Isu terkait kolaborasi jahat itu menurutnya, mulai terungkap pada perkara dugaan pencurian listrik di SMAN 2 Pandeglang, pada saat pelaksanaan siniar antara Calon Pengawas (Cawas) yang juga merupakan guru di SMAN 2 Pandeglang, NFK, bersama dengan Banten Podcast yang membicarakan terkait lambatnya pengangkatan Cawas dan Calon Kepala Sekolah (Cakep).
“Kami menduga bahwa ini merupakan upaya untuk mencari-cari kesalahan terhadap NFK, yang berani menyuarakan aspirasi dari ratusan Cakep dan Cawas se-Banten yang tak kunjung dilantik. Karena kontennya tidak bisa digugat, maka yang dijadikan kesalahan adalah pencurian listrik. Sangat tidak nyambung,” katanya.
Menurut Ega, hal itu jelas-jelas merupakan pembungkaman demokrasi, karena tidak ada yang salah dari isi podcast itu. Menurut dia, NFK hanya mencurahkan isi hatinya sebagai seorang guru, dan pengaduan kepada pihak Kepolisian pun tidak ada sangkut pautnya dengan isi konten.

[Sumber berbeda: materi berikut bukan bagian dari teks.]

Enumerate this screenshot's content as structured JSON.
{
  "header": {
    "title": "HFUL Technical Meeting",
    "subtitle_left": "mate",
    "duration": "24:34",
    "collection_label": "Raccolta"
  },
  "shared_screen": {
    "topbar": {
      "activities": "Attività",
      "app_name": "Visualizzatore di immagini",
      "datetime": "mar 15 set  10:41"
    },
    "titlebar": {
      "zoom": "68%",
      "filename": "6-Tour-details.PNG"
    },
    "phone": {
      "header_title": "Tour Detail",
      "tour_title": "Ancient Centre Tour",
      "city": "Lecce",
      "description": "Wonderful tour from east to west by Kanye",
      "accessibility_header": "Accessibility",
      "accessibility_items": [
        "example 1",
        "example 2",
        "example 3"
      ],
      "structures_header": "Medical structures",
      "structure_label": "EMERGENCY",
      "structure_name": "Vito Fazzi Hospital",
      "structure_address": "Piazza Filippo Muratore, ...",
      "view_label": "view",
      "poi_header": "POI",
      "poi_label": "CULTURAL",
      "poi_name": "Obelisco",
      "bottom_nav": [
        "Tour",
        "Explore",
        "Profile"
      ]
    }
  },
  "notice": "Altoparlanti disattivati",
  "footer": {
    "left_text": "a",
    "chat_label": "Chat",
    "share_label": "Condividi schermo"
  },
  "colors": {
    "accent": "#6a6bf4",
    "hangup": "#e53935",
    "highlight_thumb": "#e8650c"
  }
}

“Ini adalah contoh satu orang Cawas yang mencurahkan isi hatinya, malah dicari-cari masalah. Kritik itu bagus, tapi karena sudah dibayang-bayangi oleh delik hukum, maka kami pun yakin bahwa ratusan Cawas dan Cakep akan terus bungkam, meskipun ibaratnya satu tahun ke depan tetap tidak dilantik,” ucapnya.

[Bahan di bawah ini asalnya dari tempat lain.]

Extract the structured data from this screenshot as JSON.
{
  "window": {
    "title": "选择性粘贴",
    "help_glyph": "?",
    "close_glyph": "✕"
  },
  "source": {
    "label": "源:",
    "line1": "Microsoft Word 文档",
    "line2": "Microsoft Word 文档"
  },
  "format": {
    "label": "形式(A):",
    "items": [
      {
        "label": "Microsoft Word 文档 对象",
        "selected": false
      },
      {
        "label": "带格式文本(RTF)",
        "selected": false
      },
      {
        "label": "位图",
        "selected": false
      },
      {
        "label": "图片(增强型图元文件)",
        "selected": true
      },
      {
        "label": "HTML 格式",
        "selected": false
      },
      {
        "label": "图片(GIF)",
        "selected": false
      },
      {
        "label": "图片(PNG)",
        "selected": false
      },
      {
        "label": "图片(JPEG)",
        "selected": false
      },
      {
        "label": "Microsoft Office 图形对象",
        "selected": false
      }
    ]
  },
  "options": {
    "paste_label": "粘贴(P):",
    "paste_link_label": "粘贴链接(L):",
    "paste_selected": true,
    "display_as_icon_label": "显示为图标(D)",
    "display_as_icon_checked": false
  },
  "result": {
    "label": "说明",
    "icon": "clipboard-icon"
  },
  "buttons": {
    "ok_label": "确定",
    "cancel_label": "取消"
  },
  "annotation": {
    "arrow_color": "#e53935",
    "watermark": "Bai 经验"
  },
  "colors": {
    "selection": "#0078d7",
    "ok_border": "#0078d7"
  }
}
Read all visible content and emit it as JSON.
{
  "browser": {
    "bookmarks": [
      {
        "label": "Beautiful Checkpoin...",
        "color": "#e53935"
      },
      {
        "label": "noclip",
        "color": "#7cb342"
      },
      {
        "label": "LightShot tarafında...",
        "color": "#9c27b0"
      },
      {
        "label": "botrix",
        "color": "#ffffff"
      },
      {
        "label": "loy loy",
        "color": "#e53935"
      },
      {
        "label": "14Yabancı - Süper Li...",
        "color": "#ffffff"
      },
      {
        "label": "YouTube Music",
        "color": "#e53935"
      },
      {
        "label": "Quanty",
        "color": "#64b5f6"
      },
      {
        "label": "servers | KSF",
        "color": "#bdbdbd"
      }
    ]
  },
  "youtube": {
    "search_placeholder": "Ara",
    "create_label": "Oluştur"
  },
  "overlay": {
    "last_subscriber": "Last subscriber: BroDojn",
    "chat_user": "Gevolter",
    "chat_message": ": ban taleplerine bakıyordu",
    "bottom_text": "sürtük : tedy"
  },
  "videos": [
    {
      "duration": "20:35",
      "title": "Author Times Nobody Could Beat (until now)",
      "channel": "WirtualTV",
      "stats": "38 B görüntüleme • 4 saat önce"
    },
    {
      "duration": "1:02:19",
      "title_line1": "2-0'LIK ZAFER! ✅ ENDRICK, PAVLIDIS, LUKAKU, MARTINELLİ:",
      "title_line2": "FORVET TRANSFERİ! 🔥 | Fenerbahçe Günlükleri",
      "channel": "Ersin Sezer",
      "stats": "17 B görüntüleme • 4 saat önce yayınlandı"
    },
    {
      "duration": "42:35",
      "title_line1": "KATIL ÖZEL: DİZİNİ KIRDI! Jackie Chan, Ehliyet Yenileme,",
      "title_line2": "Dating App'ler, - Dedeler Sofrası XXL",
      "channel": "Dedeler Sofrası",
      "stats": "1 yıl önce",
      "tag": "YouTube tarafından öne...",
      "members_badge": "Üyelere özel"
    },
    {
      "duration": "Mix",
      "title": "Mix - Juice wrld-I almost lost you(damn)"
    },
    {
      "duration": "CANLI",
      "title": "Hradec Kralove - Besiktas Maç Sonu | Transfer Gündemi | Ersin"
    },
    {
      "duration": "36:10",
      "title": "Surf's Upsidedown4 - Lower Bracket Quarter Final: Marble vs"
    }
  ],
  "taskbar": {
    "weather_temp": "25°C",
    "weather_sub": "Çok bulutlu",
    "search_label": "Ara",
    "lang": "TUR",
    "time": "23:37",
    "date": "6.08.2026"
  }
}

Dalih pelapor yang menggunakan penjelasan-penjelasan hukum untuk menyatakan bahwa hal itu hanyalah pengaduan, belum ada yang teradu, hanya undangan klarifikasi dari Kepolisian dan semacamnya, hanyalah penjelasan ‘ngeles’ saja menurutnya untuk menutupi bahwa betul adanya dugaan upaya kriminalisasi.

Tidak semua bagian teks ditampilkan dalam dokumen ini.